CIOs and CMOs: Team up to improve the digital experience of your customers
Today’s customers expect high-quality, modernized digital experiences. Gone are the days when a CMO could do his or her job effectively with just one or two brand-to-consumer messages and a one-size-fits-all marketing strategy. CMOs need to actively work with CIOs to implement technology that can improve the digital experience for customers. Here are three areas in which CIOs and CMOs can work together to achieve better results:
1. Personalizing the Digital Experience
Using data and technology to personalize the digital experience allows executives to take into account customers’ unique characteristics. These may include previous purchase history, if any, what part of the sales funnel customers are in for a particular product or what products best align with their interests. CIOs have the technology to help CMOs have a different conversation with customers, almost exactly tailored to their needs, with seemingly infinite bandwidth. If the CMO understands these touch points and tailors messages to send via the company’s brand channels, the CIO can improve the digital experience.
Essentially, CMOs want to develop marketing messages that put consumers directly in the crosshairs. CIOs have access to data about prospective and current customers’ experiences and interests, and they may have access to competitors’ customer information as well. To attract and retain customers, CMOs can develop a plan that uses this data from CIOs and put it to work to improve the digital experience.
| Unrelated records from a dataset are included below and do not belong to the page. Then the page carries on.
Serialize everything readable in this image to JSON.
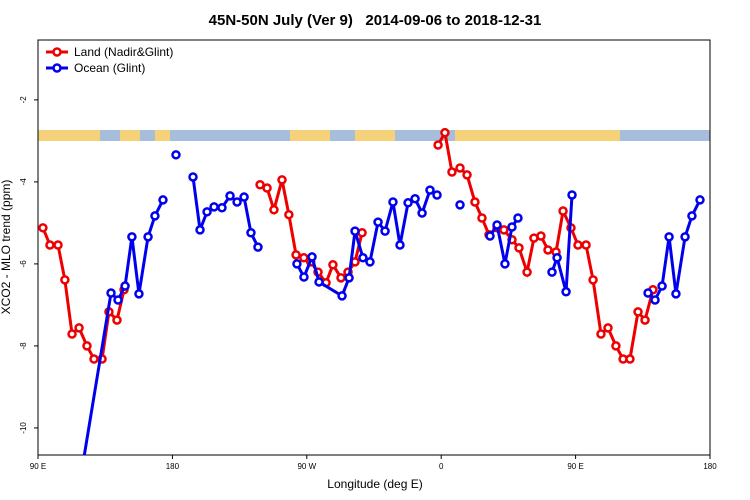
{
  "chart_data": {
    "type": "line",
    "title": "45N-50N July (Ver 9)   2014-09-06 to 2018-12-31",
    "x_label": "Longitude (deg E)",
    "y_label": "XCO2 - MLO trend (ppm)",
    "xlim": [
      90,
      540
    ],
    "ylim": [
      -10.66,
      -0.54
    ],
    "xticks": [
      {
        "value": 90,
        "label": "90 E"
      },
      180,
      {
        "value": 270,
        "label": "90 W"
      },
      {
        "value": 360,
        "label": "0"
      },
      {
        "value": 450,
        "label": "90 E"
      },
      {
        "value": 540,
        "label": "180"
      }
    ],
    "yticks": [
      -10,
      -8,
      -6,
      -4,
      -2
    ],
    "legend": "top-left",
    "series": [
      {
        "name": "Land (Nadir&Glint)",
        "color": "#ee0000",
        "x": [
          93.3,
          98,
          103.4,
          108,
          112.8,
          117.5,
          122.8,
          127.5,
          132.9,
          137.5,
          142.9,
          147.6,
          200,
          238.7,
          243.4,
          248,
          253.4,
          258,
          262.8,
          268,
          272.6,
          277.5,
          282.9,
          287.5,
          292.9,
          297.6,
          302.3,
          307,
          330,
          357.9,
          362.5,
          367.2,
          372.6,
          377.3,
          382.6,
          387.3,
          392,
          397.4,
          402,
          407.4,
          412.1,
          417.5,
          422.1,
          426.8,
          431.5,
          436.9,
          441.6,
          446.9,
          451.6,
          457,
          461.7,
          467,
          471.7,
          477,
          481.8,
          486.4,
          491.8,
          496.5,
          501.8
        ],
        "values": [
          -5.12,
          -5.54,
          -5.54,
          -6.39,
          -7.71,
          -7.56,
          -8.0,
          -8.32,
          -8.32,
          -7.17,
          -7.37,
          -6.63,
          null,
          -4.07,
          -4.15,
          -4.68,
          -3.95,
          -4.8,
          -5.78,
          -5.85,
          -5.95,
          -6.2,
          -6.46,
          -6.02,
          -6.34,
          -6.2,
          -5.95,
          -5.24,
          null,
          -3.1,
          -2.8,
          -3.76,
          -3.66,
          -3.83,
          -4.49,
          -4.88,
          -5.29,
          -5.12,
          -5.17,
          -5.41,
          -5.61,
          -6.2,
          -5.37,
          -5.32,
          -5.66,
          -5.71,
          -4.71,
          -5.12,
          -5.54,
          -5.54,
          -6.39,
          -7.71,
          -7.56,
          -8.0,
          -8.32,
          -8.32,
          -7.17,
          -7.37,
          -6.63
        ]
      },
      {
        "name": "Ocean (Glint)",
        "color": "#0000ee",
        "x": [
          119.4,
          138.9,
          143.6,
          148.3,
          152.9,
          157.6,
          163.7,
          168.3,
          173.7,
          178,
          182.4,
          188,
          193.8,
          198.5,
          203.2,
          207.9,
          213.2,
          218.6,
          223.3,
          228,
          232.6,
          237.3,
          250,
          263.4,
          268.1,
          273.5,
          278.2,
          293.6,
          298.3,
          302.3,
          307.6,
          312.3,
          317.7,
          322.4,
          327.7,
          332.4,
          337.8,
          342.5,
          347.2,
          352.5,
          357.2,
          365,
          372.6,
          380,
          392.7,
          397.4,
          402.7,
          407.4,
          411.4,
          420,
          434.2,
          437.6,
          443.6,
          447.6,
          470,
          498.5,
          503.2,
          507.9,
          512.6,
          517.2,
          523.3,
          527.9,
          533.3
        ],
        "values": [
          -11.02,
          -6.71,
          -6.88,
          -6.54,
          -5.34,
          -6.73,
          -5.34,
          -4.83,
          -4.44,
          null,
          -3.34,
          null,
          -3.88,
          -5.17,
          -4.73,
          -4.61,
          -4.63,
          -4.34,
          -4.49,
          -4.37,
          -5.24,
          -5.59,
          null,
          -6.0,
          -6.32,
          -5.83,
          -6.44,
          -6.78,
          -6.34,
          -5.2,
          -5.85,
          -5.95,
          -4.98,
          -5.2,
          -4.49,
          -5.54,
          -4.51,
          -4.41,
          -4.76,
          -4.2,
          -4.32,
          null,
          -4.56,
          null,
          -5.32,
          -5.05,
          -6.0,
          -5.1,
          -4.88,
          null,
          -6.2,
          -5.85,
          -6.68,
          -4.32,
          null,
          -6.71,
          -6.88,
          -6.54,
          -5.34,
          -6.73,
          -5.34,
          -4.83,
          -4.44
        ]
      }
    ]
  }
}
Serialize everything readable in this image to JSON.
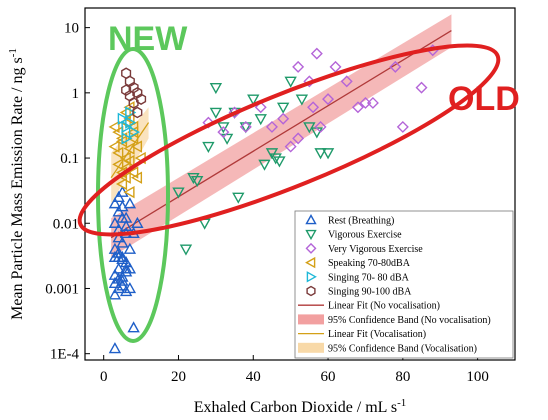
{
  "chart_data": {
    "type": "scatter",
    "xlabel": "Exhaled Carbon Dioxide / mL s",
    "xlabel_sup": "-1",
    "ylabel": "Mean Particle Mass Emission Rate / ng s",
    "ylabel_sup": "-1",
    "xlim": [
      -5,
      110
    ],
    "ylim": [
      8e-05,
      20
    ],
    "yscale": "log",
    "x_ticks": [
      0,
      20,
      40,
      60,
      80,
      100
    ],
    "x_tick_labels": [
      "0",
      "20",
      "40",
      "60",
      "80",
      "100"
    ],
    "y_ticks": [
      10,
      1,
      0.1,
      0.01,
      0.001,
      0.0001
    ],
    "y_tick_labels": [
      "10",
      "1",
      "0.1",
      "0.01",
      "0.001",
      "1E-4"
    ],
    "legend_position": "bottom-right",
    "series": [
      {
        "name": "Rest (Breathing)",
        "marker": "triangle-up",
        "color": "#1f5fc8",
        "x": [
          3,
          4,
          5,
          6,
          7,
          3,
          4,
          5,
          6,
          8,
          4,
          5,
          6,
          7,
          9,
          3,
          4,
          5,
          6,
          7,
          4,
          5,
          6,
          3,
          4,
          5,
          6,
          7,
          3,
          4,
          5,
          3,
          4,
          5,
          6,
          4,
          5,
          3,
          8,
          3
        ],
        "y": [
          0.02,
          0.015,
          0.018,
          0.012,
          0.02,
          0.01,
          0.008,
          0.012,
          0.009,
          0.007,
          0.006,
          0.005,
          0.007,
          0.004,
          0.01,
          0.004,
          0.003,
          0.003,
          0.0025,
          0.002,
          0.002,
          0.0015,
          0.0018,
          0.0012,
          0.001,
          0.0013,
          0.0009,
          0.001,
          0.003,
          0.0035,
          0.0028,
          0.0016,
          0.0014,
          0.0011,
          0.002,
          0.025,
          0.03,
          0.0008,
          0.00025,
          0.00012
        ]
      },
      {
        "name": "Vigorous Exercise",
        "marker": "triangle-down",
        "color": "#1f9a6a",
        "x": [
          20,
          22,
          24,
          25,
          27,
          28,
          30,
          32,
          33,
          35,
          36,
          38,
          40,
          42,
          45,
          46,
          48,
          50,
          53,
          55,
          57,
          58,
          60,
          30,
          43,
          47
        ],
        "y": [
          0.03,
          0.004,
          0.05,
          0.045,
          0.01,
          0.15,
          1.2,
          0.3,
          0.2,
          0.5,
          0.025,
          0.3,
          0.8,
          0.4,
          0.12,
          0.1,
          0.6,
          1.5,
          0.8,
          0.3,
          0.25,
          0.12,
          0.12,
          0.5,
          0.08,
          0.09
        ]
      },
      {
        "name": "Very Vigorous Exercise",
        "marker": "diamond",
        "color": "#b464d8",
        "x": [
          28,
          32,
          35,
          38,
          42,
          45,
          48,
          50,
          52,
          55,
          57,
          58,
          60,
          62,
          65,
          68,
          70,
          72,
          78,
          80,
          85,
          88,
          52,
          56
        ],
        "y": [
          0.35,
          0.25,
          0.5,
          0.3,
          0.6,
          0.3,
          0.4,
          0.15,
          2.5,
          1.5,
          4,
          0.3,
          0.8,
          2.5,
          1.5,
          0.6,
          0.7,
          0.7,
          2.5,
          0.3,
          1.2,
          4.5,
          0.2,
          0.6
        ]
      },
      {
        "name": "Speaking 70-80dBA",
        "marker": "triangle-left",
        "color": "#d4a017",
        "x": [
          3,
          4,
          5,
          6,
          7,
          8,
          3,
          4,
          5,
          6,
          7,
          8,
          9,
          4,
          5,
          6,
          7,
          5,
          6,
          7,
          8,
          9,
          10,
          6,
          7,
          8
        ],
        "y": [
          0.3,
          0.25,
          0.2,
          0.35,
          0.4,
          0.25,
          0.15,
          0.12,
          0.18,
          0.1,
          0.14,
          0.2,
          0.15,
          0.08,
          0.06,
          0.07,
          0.09,
          0.04,
          0.05,
          0.03,
          0.06,
          0.05,
          0.1,
          0.5,
          0.6,
          0.3
        ]
      },
      {
        "name": "Singing 70- 80 dBA",
        "marker": "triangle-right",
        "color": "#1eb8d8",
        "x": [
          5,
          6,
          7,
          8,
          6,
          7
        ],
        "y": [
          0.4,
          0.3,
          0.35,
          0.25,
          0.2,
          0.5
        ]
      },
      {
        "name": "Singing 90-100 dBA",
        "marker": "hexagon",
        "color": "#7a3a3a",
        "x": [
          6,
          7,
          8,
          9,
          7,
          8,
          10,
          9,
          6
        ],
        "y": [
          2,
          1.5,
          1.2,
          1,
          0.9,
          0.7,
          0.8,
          0.5,
          1.1
        ]
      }
    ],
    "fits": [
      {
        "name": "Linear Fit (No vocalisation)",
        "color": "#b03a3a",
        "band_color": "#f2a0a0",
        "band_name": "95% Confidence Band (No vocalisation)",
        "x": [
          2,
          93
        ],
        "y": [
          0.006,
          9
        ],
        "band_low": [
          0.003,
          5
        ],
        "band_high": [
          0.012,
          16
        ]
      },
      {
        "name": "Linear Fit (Vocalisation)",
        "color": "#d4a017",
        "band_color": "#f8d9a8",
        "band_name": "95% Confidence Band (Vocalisation)",
        "x": [
          2,
          12
        ],
        "y": [
          0.05,
          0.35
        ],
        "band_low": [
          0.02,
          0.2
        ],
        "band_high": [
          0.12,
          0.6
        ]
      }
    ],
    "annotations": [
      {
        "text": "NEW",
        "color": "#5cc85c"
      },
      {
        "text": "OLD",
        "color": "#e02020"
      }
    ]
  }
}
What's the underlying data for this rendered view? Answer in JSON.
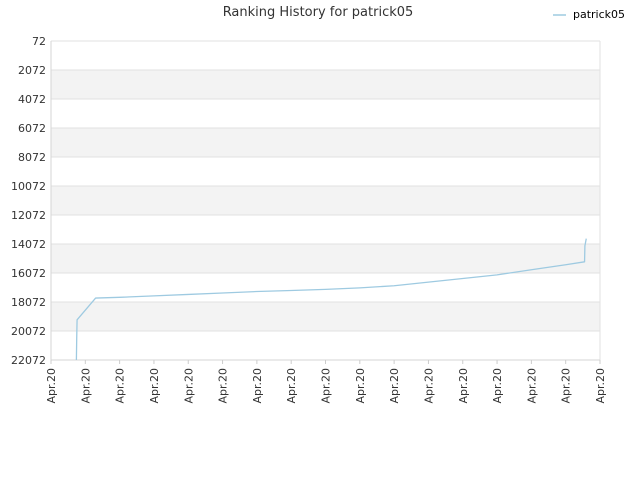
{
  "chart_data": {
    "type": "line",
    "title": "Ranking History for patrick05",
    "legend_position": "top-right",
    "y_reversed": true,
    "grid": true,
    "ylim": [
      72,
      22072
    ],
    "y_ticks": [
      "72",
      "2072",
      "4072",
      "6072",
      "8072",
      "10072",
      "12072",
      "14072",
      "16072",
      "18072",
      "20072",
      "22072"
    ],
    "x_ticks": [
      "Apr.20",
      "Apr.20",
      "Apr.20",
      "Apr.20",
      "Apr.20",
      "Apr.20",
      "Apr.20",
      "Apr.20",
      "Apr.20",
      "Apr.20",
      "Apr.20",
      "Apr.20",
      "Apr.20",
      "Apr.20",
      "Apr.20",
      "Apr.20",
      "Apr.20"
    ],
    "x_domain": [
      0,
      16
    ],
    "series": [
      {
        "name": "patrick05",
        "color": "#9ecae1",
        "x": [
          0.74,
          0.75,
          0.76,
          1.3,
          2.0,
          3.0,
          4.0,
          5.0,
          6.0,
          7.0,
          8.0,
          9.0,
          10.0,
          11.0,
          12.0,
          13.0,
          14.0,
          15.0,
          15.55,
          15.56,
          15.6
        ],
        "y": [
          22072,
          20500,
          19300,
          17800,
          17750,
          17650,
          17550,
          17450,
          17350,
          17280,
          17200,
          17100,
          16950,
          16700,
          16450,
          16200,
          15850,
          15500,
          15300,
          14200,
          13700
        ]
      }
    ]
  }
}
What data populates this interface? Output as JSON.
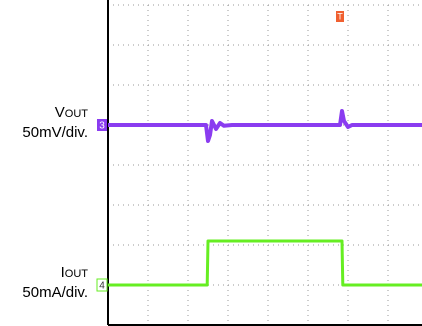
{
  "chart_data": {
    "type": "line",
    "channel_labels": [
      {
        "name": "Vout",
        "scale": "50mV/div.",
        "marker": "3"
      },
      {
        "name": "Iout",
        "scale": "50mA/div.",
        "marker": "4"
      }
    ],
    "trigger_marker": "T",
    "xlim": [
      0,
      7.85
    ],
    "ylim": [
      0,
      8
    ],
    "xticks": [
      0,
      1,
      2,
      3,
      4,
      5,
      6,
      7
    ],
    "yticks": [
      0,
      1,
      2,
      3,
      4,
      5,
      6,
      7,
      8
    ],
    "grid": true,
    "series": [
      {
        "name": "Vout",
        "color": "#8a3cf0",
        "x": [
          0,
          2.45,
          2.5,
          2.55,
          2.6,
          2.7,
          2.8,
          2.9,
          3.1,
          5.8,
          5.85,
          5.9,
          6.0,
          6.1,
          7.85
        ],
        "values": [
          5,
          5,
          4.6,
          4.75,
          5.1,
          4.9,
          5.05,
          4.98,
          5,
          5,
          5.35,
          5.1,
          4.95,
          5,
          5
        ]
      },
      {
        "name": "Iout",
        "color": "#66ee22",
        "x": [
          0,
          2.48,
          2.5,
          5.85,
          5.87,
          7.85
        ],
        "values": [
          1,
          1,
          2.1,
          2.1,
          1,
          1
        ]
      }
    ]
  }
}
2. Testing Brand Resonance
Another way CMOs and CIOs can work together is to enhance and improve the digital experience around the brand, especially customers’ perception of it. CMOs want to make sure their value proposition and brand messaging resonate with customers in a positive manner. To help them achieve this, CIOs can tap into social data analytics to understand how prospects and customers feel about the organization as a whole, even down to the level of specific campaigns and offers.
CIOs can tell CMOs a lot about this. They can find out more than just the number of occasions someone searches for the brand, tagline or other identifying company elements, or the number of successful conversions or campaign broadcasts. They can also tell CMOs how customers behave based on keywords they search for that are associated with their brand, and based on keywords they click on related to those searches. CMOs and CIOs can pair their existing metrics with new behavioral analytics from big data and social listening to further inform the brand’s messaging and improve the digital experience for customers.
3. Segmenting Customers
CIOs should be adept at bringing together vast quantities of detailed information in a way that lets CMOs see trends in the aggregate and consider how various factors may interact with each other in new ways. CIOs should also have the ability to drill down into more specific customer detail to help CMOs easily find the exact underlying makeup of different groups and trends.
This opens up the opportunity to address different segments of the marketplace with a high degree of sophisticated targeting, which can greatly improve customers’ digital experiences. Consider, for instance, how a company’s brand messaging and value proposition could mean different things to different customer constituencies. Could marketers have different conversations with, for example, stay-at-home moms versus working mothers? Or provide special offers to retirees versus baby boomers who are old enough to retire but choose to continue working? Are there geographic and income demographics that can be accessed when building messaging for customers?
There is tremendous opportunity for CIOs and CMOs to work together to segment customer populations and market to them more effectively. This collaboration can keep your enterprise in the forefront of the competition as customers increasingly turn to your brand and your platform.